Molto critico, in tal senso, l’assessore alla Sicurezza della Regione Piemonte, Fabrizio Ricca: “La via dell’assistenzialismo svincolato da obblighi pressanti e oggettivi, che si è concretizzato in incentivi per l’allontanamento volontario dall’area che variano tra i mille e i 400 euro, ha portato sì a un attuale superamento del campo di via Germagnano ma ha distribuito nel resto della città un discreto numero di ex occupanti che, dopo aver preso i soldi previsti per trovare una abitazione regolare o tornare nel proprio Paese di origine, hanno deciso di continuare a vivere nell’abusivismo. Alcuni trasferendosi in piazza D’Armi, altri, di più, occupando terreni privati”.

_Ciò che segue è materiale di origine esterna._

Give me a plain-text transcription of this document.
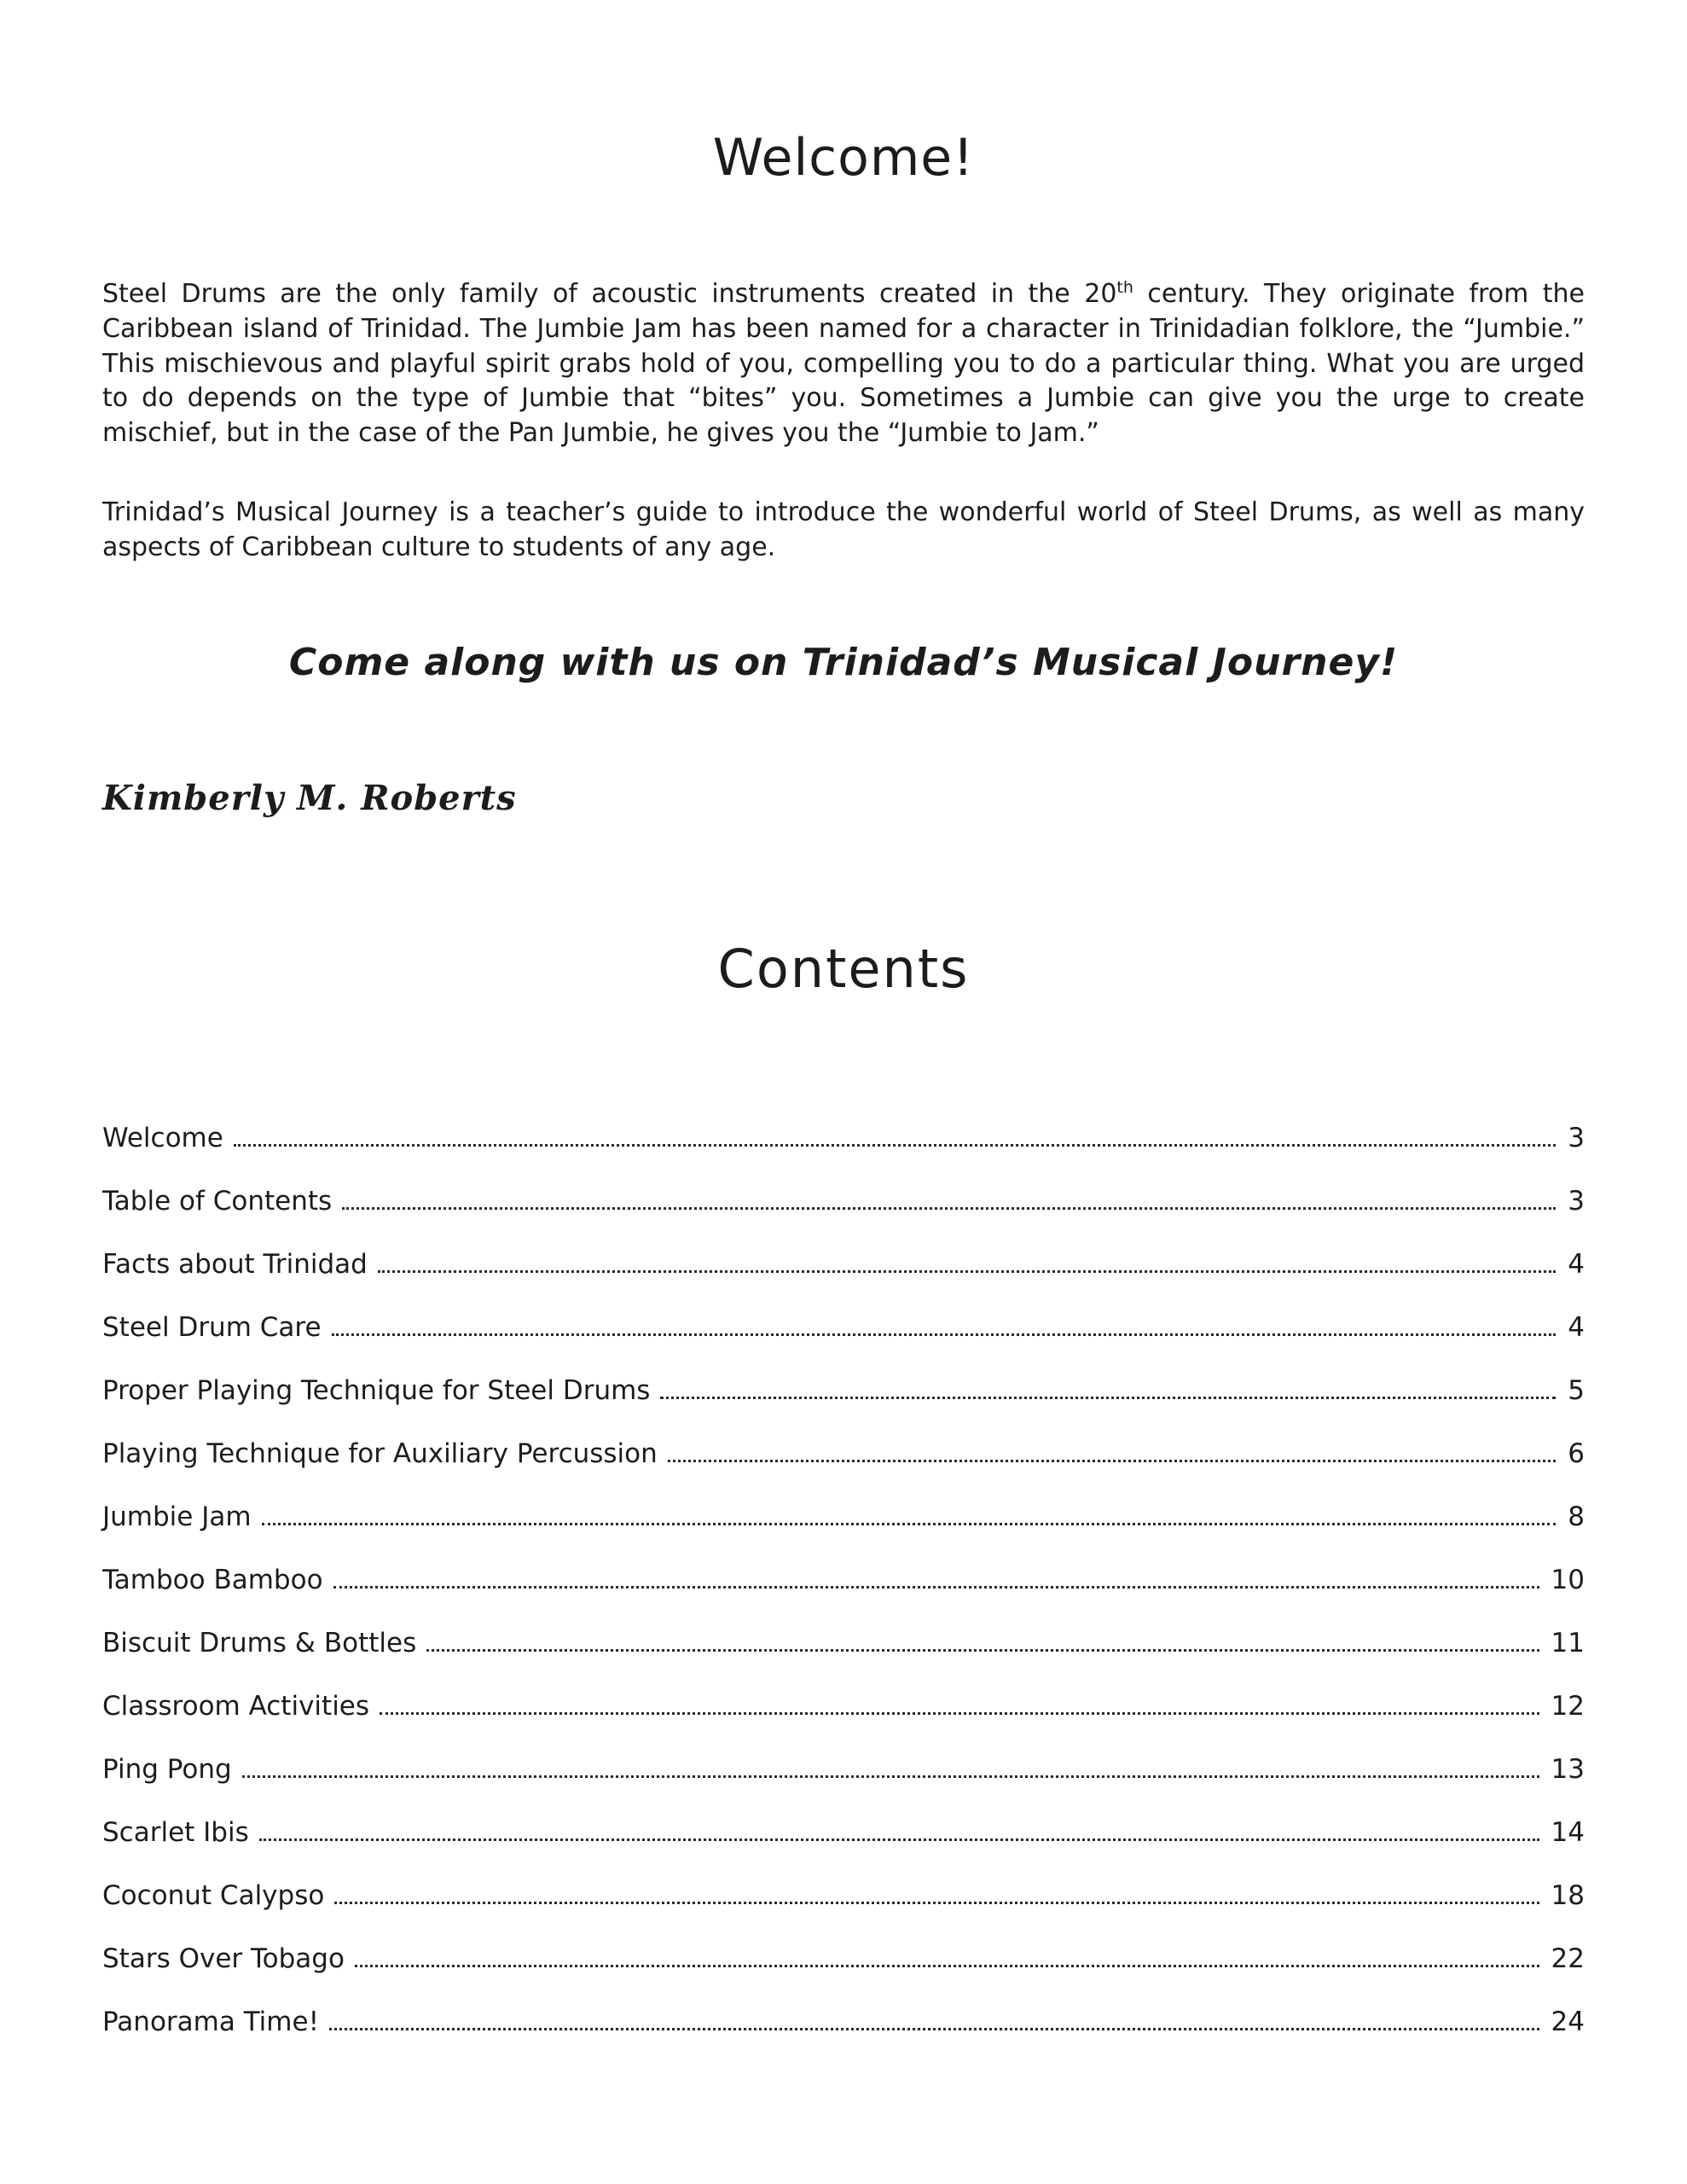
Welcome!

Steel Drums are the only family of acoustic instruments created in the 20th century. They originate from the Caribbean island of Trinidad. The Jumbie Jam has been named for a character in Trinidadian folklore, the “Jumbie.” This mischievous and playful spirit grabs hold of you, compelling you to do a particular thing. What you are urged to do depends on the type of Jumbie that “bites” you. Sometimes a Jumbie can give you the urge to create mischief, but in the case of the Pan Jumbie, he gives you the “Jumbie to Jam.”

Trinidad’s Musical Journey is a teacher’s guide to introduce the wonderful world of Steel Drums, as well as many aspects of Caribbean culture to students of any age.

Come along with us on Trinidad’s Musical Journey!
Kimberly M. Roberts
Contents
Welcome	3
Table of Contents	3
Facts about Trinidad	4
Steel Drum Care	4
Proper Playing Technique for Steel Drums	5
Playing Technique for Auxiliary Percussion	6
Jumbie Jam	8
Tamboo Bamboo	10
Biscuit Drums & Bottles	11
Classroom Activities	12
Ping Pong	13
Scarlet Ibis	14
Coconut Calypso	18
Stars Over Tobago	22
Panorama Time!	24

“Quello che ci chiediamo - ha continuato Ricca - è se quanto accaduto non fosse ipotizzabile visti i tanti esperimenti del passato che avevano portato al medesimo risultato. Come Regione continuano a sostenere che un confronto tra istituzioni avrebbe portato a soluzioni durature e più convincenti per tutta la popolazione e avrebbe garantito una collaborazione anche sul piano degli investimenti”.
Chi difende il progetto speciale che ha permesso di superare il campo nomadi di via Gemagnano è Sonia Schellino: “ Nel breve periodo si è raggiunto l’obiettivo della riappropriazione da parte della Città dei terreni liberi da costruzioni abusive e rifiuti dopo circa vent’anni. Tali terreni potranno ora essere oggetto di progetti per verde e il tempo libero rivolti a tutti i cittadini; la scomparsa di un crocevia di illegalità e degli incendi nocivi che per anni hanno funestato il quartiere limitrofo”.
Diametralmente opposto il pensiero di Stefano Lo Russo, capogruppo del Partito Democratico: “Sarebbe utile meno propaganda e più attenzione alla fase progettuale. I 24 nomadi di via Reiss Romoli oggi occupano un terreno privato dopo aver preso il sussidio”.
“Il problema non si risolve chiudendo un campo. E’ un continuo piazzarsi, raccogliere le lamentale dei cittadini, mandare i vigili a sgomberare e assistere al successivo spostamento” ha concluso Lo Russo.
Capitolo ambiente: l’assessore all’Ambiente del Comune di Torino, Alberto Unia, ha rivendicato il successo del percorso che ha portato al superamento del campo di via Germagnano: “Per oltre 20 anni in quell’area si è respirato davvero male, la decrescita degli interventi dei vigili del fuoco dal punto di vista ambientale è un risultato importante”.
L’assessore, infatti, ha raccontato come in via Germagnano si sia passati dagli 81 interventi del 2015 agli appena 4 del 2019 e ai 2 del 2020. Insomma, una riduzione sensibile dei roghi. Unia ha poi ribadito come l’impegno del Comune per superare il campo nomadi sia stato ingente e costoso: poco meno 1,2 milioni di euro la cifra spesa tra rimozione rifiuti e demolizione delle baracche presenti nei diversi lotti del campo. La cifra totale spesa per via Germagnano e corso Tazzoli ammonta a quasi 3 milioni di euro, 2.971.000 per la precisione.
Dure le parole della sindaca Chiara Appendino: “Quello spazio lì era indegno per chi ci viveva, per il quartiere e per la città. Era il simbolo di ciò che non doveva esistere”. “Oggi quel campo non c’è più, non solo nella parte autorizzata. Potevamo lasciare queste persone lì, ghettizzate e invece - ha proseguito la sindaca - abbiamo scelto di fare diversamente. Può succedere che qualcuno non abbia rispettato il patto, ma la Città continuerà a impegnarsi a monitorare l’impegno di quel patto, intervenendo per farlo rispettare”.
Appendino ha poi rivolto uno sguardo al futuro: “Ci sono altri interventi da fare - strada dell’Aeroporto per esempio - e l’azione non è finita. Ora ci occuperemo del monitoraggio e abbiamo già stanziato risorse a bilancio per la bonifica e la pianificazione di quell’area”.